You might want to learn a latest meta-analysis during which the researchers synthesized knowledge from randomized management trials, or RCTS. RCTs are the gold customary for evaluating causality as a result of they will rule out third-variable explanations, similar to severity. Their article states: “Certainly, a small variety of RCTs have examined means restriction/security packages and acute psychiatric hospitalization. Notably, these interventions produced results which might be just like these of extra generally studied interventions.” General of their meta-analysis, they didn’t discover proof that interventions for suicidality are iatrogenic or trigger elevated suicidality.
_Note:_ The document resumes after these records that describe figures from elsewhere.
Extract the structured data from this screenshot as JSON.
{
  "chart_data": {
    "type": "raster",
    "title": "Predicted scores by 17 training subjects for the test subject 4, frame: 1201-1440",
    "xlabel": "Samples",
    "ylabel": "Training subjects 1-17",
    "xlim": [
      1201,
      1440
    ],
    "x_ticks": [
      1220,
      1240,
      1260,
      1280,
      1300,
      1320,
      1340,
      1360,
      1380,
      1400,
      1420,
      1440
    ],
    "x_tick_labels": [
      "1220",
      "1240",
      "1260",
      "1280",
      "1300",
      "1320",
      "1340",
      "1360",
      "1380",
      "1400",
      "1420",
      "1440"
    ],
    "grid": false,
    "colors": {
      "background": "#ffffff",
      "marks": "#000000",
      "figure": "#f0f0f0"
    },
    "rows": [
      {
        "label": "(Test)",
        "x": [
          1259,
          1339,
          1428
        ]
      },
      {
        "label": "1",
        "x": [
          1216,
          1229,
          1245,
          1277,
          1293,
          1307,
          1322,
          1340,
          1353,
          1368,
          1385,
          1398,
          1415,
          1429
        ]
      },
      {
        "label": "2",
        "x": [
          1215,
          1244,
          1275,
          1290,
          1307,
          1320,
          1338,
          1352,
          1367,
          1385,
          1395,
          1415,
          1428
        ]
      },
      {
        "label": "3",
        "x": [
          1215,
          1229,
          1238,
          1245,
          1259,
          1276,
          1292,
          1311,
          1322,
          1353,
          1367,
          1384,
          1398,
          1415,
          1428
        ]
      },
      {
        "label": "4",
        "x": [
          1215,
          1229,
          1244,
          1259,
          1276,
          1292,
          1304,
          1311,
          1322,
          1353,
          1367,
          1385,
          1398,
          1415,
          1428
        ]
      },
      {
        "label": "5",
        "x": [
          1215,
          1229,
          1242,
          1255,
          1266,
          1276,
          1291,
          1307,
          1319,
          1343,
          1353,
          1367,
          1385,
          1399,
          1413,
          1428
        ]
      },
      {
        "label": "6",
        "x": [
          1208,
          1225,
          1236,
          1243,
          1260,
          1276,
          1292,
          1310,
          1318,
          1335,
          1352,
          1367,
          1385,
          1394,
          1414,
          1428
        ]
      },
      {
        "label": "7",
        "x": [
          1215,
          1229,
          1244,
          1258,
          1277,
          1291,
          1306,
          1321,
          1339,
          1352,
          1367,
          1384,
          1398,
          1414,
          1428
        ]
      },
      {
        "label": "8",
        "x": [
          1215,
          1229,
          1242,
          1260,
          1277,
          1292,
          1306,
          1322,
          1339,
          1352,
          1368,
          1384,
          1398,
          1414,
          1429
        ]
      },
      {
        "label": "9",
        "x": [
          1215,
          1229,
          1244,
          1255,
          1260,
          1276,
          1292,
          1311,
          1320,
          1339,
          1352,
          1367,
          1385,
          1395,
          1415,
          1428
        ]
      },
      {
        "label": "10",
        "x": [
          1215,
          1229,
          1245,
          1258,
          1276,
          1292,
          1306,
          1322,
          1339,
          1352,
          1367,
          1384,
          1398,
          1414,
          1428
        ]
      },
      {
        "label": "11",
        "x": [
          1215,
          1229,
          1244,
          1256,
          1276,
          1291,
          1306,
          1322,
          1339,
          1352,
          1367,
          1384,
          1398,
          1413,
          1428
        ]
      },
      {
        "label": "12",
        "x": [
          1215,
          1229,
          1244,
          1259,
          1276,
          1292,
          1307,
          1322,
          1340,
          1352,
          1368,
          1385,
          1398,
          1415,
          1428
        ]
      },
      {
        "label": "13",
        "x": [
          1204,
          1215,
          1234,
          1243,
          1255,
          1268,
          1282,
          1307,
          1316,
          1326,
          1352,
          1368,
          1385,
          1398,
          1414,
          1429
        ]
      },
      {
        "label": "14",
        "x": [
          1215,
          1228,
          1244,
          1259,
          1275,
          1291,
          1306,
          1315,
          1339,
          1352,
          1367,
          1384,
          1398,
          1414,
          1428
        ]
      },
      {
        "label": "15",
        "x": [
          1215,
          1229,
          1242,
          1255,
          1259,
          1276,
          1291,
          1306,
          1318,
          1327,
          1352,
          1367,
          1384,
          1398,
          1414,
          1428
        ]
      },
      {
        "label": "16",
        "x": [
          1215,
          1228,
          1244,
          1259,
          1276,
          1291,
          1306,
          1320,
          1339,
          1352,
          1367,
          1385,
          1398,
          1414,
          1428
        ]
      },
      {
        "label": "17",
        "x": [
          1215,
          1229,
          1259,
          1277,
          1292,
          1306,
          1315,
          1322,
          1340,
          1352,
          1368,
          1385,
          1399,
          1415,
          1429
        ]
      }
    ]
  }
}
— Ok. Jean Forney, scientific psychologist and assistant professor at Ohio College, Athens, Ohio

Very a lot admire that this text included non-carceral assets. When you’ve survived involuntary “care” you’ll by no means take a look at the system the identical manner.

— Kathy Flaherty (@ConnConnection) August 11, 2022

— Kathy Flaherty, Middletown, Connecticut

“Say abortion” looks as if a foul slogan, however wdik.

— Frank Bednarz 🇺🇸 🇺🇦 (@FrankBednarz) July 6, 2022

— Frank Bednarz, Chicago

Anti-Vaccine Mandate Is Not the Identical as Anti-Vaccine

An vital remark relating to your article “‘My Physique, My Alternative’: How Vaccine Foes Co-Opted the Abortion Rallying Cry” (July 6). It’s purposely misleading. You say “anti-vaccine” activists — which is inaccurate. The individuals gathering in Los Angeles (and elsewhere throughout the nation) are anti-forced vaccine — not essentially “anti-vaccine,” as your article repeatedly insists. To be in opposition to being compelled to undergo an experimental medication is just not the identical as being in opposition to a vaccine — or those that select to take it. You, after all know this: No medication is correct for everybody. Why are you intentionally selecting to deceive individuals by your cautious, not-accidental alternative of phrases?

— Kathleen German, Nashville

However the “COVID precautions” have ended. It’s extra like white nationalists attempting to recruit new members.